I'm bumping up against a problem in Ventura that I've not experienced in previous versions of macOS. I've got RAID arrays that may have 300K to 400K files on them, organized in folders by Year, and then by Date within Year. These are raw images from many different cameras. My primary RAID array (formatted at RAID 5 with 4 large drives) has about 4 TB worth of files on it. My secondary RAID has 4 medium sized drives with a backup of the primary RAID, also with roughly 4 TB worth of files. The individual files may total between 300,000 and 400,000 files (I haven't actually counted).

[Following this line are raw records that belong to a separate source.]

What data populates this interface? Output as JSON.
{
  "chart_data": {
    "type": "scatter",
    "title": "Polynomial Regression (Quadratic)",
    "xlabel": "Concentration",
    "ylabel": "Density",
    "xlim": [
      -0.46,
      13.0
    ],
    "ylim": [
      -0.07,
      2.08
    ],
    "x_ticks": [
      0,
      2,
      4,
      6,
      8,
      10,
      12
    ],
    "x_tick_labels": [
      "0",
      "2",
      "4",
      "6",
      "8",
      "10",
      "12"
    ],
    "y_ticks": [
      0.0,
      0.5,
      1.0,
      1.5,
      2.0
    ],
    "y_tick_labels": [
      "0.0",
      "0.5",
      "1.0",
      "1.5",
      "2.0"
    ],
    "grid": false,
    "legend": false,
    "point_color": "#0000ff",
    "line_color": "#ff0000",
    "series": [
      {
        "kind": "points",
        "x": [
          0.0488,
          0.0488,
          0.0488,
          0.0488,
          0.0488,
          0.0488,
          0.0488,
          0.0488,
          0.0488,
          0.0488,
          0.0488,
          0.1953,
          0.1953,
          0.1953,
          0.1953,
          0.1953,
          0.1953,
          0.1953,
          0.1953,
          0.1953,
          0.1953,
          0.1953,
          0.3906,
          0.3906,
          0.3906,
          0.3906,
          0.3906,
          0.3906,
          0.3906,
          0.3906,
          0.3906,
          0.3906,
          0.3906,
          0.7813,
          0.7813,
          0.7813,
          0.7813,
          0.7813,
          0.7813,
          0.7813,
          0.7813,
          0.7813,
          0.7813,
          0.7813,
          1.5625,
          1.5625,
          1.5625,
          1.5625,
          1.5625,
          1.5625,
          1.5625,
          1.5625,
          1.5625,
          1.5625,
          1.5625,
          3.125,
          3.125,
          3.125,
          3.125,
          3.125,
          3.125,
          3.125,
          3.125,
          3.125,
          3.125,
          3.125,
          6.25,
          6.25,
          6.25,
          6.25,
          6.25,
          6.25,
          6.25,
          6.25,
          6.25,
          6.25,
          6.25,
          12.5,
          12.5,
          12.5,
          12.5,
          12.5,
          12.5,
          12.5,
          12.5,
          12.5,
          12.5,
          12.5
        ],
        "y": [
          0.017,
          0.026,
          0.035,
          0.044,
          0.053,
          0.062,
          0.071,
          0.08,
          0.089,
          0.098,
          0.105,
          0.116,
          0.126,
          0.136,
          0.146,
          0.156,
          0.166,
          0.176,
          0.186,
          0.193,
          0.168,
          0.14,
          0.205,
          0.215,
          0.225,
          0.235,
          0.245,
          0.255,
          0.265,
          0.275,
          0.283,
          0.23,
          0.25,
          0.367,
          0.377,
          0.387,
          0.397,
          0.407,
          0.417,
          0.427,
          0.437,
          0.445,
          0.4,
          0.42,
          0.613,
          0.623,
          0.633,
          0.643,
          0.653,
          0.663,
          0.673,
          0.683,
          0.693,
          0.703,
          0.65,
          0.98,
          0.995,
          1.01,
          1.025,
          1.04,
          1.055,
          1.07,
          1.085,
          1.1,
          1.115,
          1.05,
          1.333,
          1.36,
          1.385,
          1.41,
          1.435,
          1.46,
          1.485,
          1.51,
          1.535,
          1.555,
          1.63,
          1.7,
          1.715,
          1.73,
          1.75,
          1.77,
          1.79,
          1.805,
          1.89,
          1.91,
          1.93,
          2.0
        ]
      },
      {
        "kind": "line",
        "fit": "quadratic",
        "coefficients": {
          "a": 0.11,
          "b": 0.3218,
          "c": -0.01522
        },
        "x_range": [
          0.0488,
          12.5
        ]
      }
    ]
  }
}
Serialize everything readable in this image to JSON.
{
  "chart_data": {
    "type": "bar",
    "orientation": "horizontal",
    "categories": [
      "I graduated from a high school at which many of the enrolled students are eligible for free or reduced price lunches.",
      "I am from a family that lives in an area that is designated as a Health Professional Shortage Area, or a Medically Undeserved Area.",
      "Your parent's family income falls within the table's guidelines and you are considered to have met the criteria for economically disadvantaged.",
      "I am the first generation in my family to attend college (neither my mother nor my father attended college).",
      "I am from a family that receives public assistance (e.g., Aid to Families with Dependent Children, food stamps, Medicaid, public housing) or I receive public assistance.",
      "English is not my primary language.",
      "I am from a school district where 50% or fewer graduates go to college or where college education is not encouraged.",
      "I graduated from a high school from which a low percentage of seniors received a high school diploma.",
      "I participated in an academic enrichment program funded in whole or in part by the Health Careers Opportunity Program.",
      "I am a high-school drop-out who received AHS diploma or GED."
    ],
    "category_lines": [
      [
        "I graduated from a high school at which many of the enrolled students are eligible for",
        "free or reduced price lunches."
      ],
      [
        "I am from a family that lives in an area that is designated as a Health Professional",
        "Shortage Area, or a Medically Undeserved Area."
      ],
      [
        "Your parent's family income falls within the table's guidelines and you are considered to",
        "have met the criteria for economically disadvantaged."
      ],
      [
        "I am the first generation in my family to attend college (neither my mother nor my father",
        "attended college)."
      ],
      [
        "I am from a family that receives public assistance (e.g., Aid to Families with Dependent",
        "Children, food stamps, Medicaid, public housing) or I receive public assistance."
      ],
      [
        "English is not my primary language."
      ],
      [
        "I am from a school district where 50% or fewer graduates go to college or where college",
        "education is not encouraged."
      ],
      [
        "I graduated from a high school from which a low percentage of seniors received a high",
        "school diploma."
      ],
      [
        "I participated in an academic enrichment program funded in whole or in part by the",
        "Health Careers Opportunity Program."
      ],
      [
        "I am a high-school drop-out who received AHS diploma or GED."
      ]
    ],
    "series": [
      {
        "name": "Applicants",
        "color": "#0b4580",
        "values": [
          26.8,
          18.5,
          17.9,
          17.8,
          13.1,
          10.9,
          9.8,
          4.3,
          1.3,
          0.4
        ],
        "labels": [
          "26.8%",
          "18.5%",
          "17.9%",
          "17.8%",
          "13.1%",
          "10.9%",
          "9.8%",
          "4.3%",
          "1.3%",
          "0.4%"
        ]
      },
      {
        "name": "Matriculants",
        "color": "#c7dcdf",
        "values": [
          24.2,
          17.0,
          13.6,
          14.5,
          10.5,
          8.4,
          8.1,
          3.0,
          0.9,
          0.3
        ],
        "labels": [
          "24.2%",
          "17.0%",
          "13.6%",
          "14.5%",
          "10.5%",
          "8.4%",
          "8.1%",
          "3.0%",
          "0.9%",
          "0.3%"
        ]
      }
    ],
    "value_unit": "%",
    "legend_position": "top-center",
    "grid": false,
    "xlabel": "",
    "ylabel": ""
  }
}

I'm seeing a number of programs, including the Ventura (beta 11) Finder choke while trying to load and simply stall out. I see this happening on a Mac Studio Ultra, but not on an Intel i9 iMac. They are both running identical software, but the Intel machine has fewer files on the RAID arrays (perhaps 100,000 files arrayed over approximately the same number of folders organized the same way).
As far as I can tell, the programs that have problems with this seem to use Finder or the Xcode API calls for the Finder to access the files, while programs that don't have problems don't seem to use the API to make their calls on the Folder architecture. This makes a huge difference on the Mac Silicon machines, but doesn't seem to have an effect on machines with the Intel architecture.
Is this an issue with the number of files, the number of folders, the. machine architecture, or the operating system combined with the system architecture.
I can take a very small subset of the files and load them on a RAID array formatted identically (RAID 4 or RAID 5) and not run into difficulty, but the full meal seems to cause Finder serious indigestion.
What, if anything, is going on here?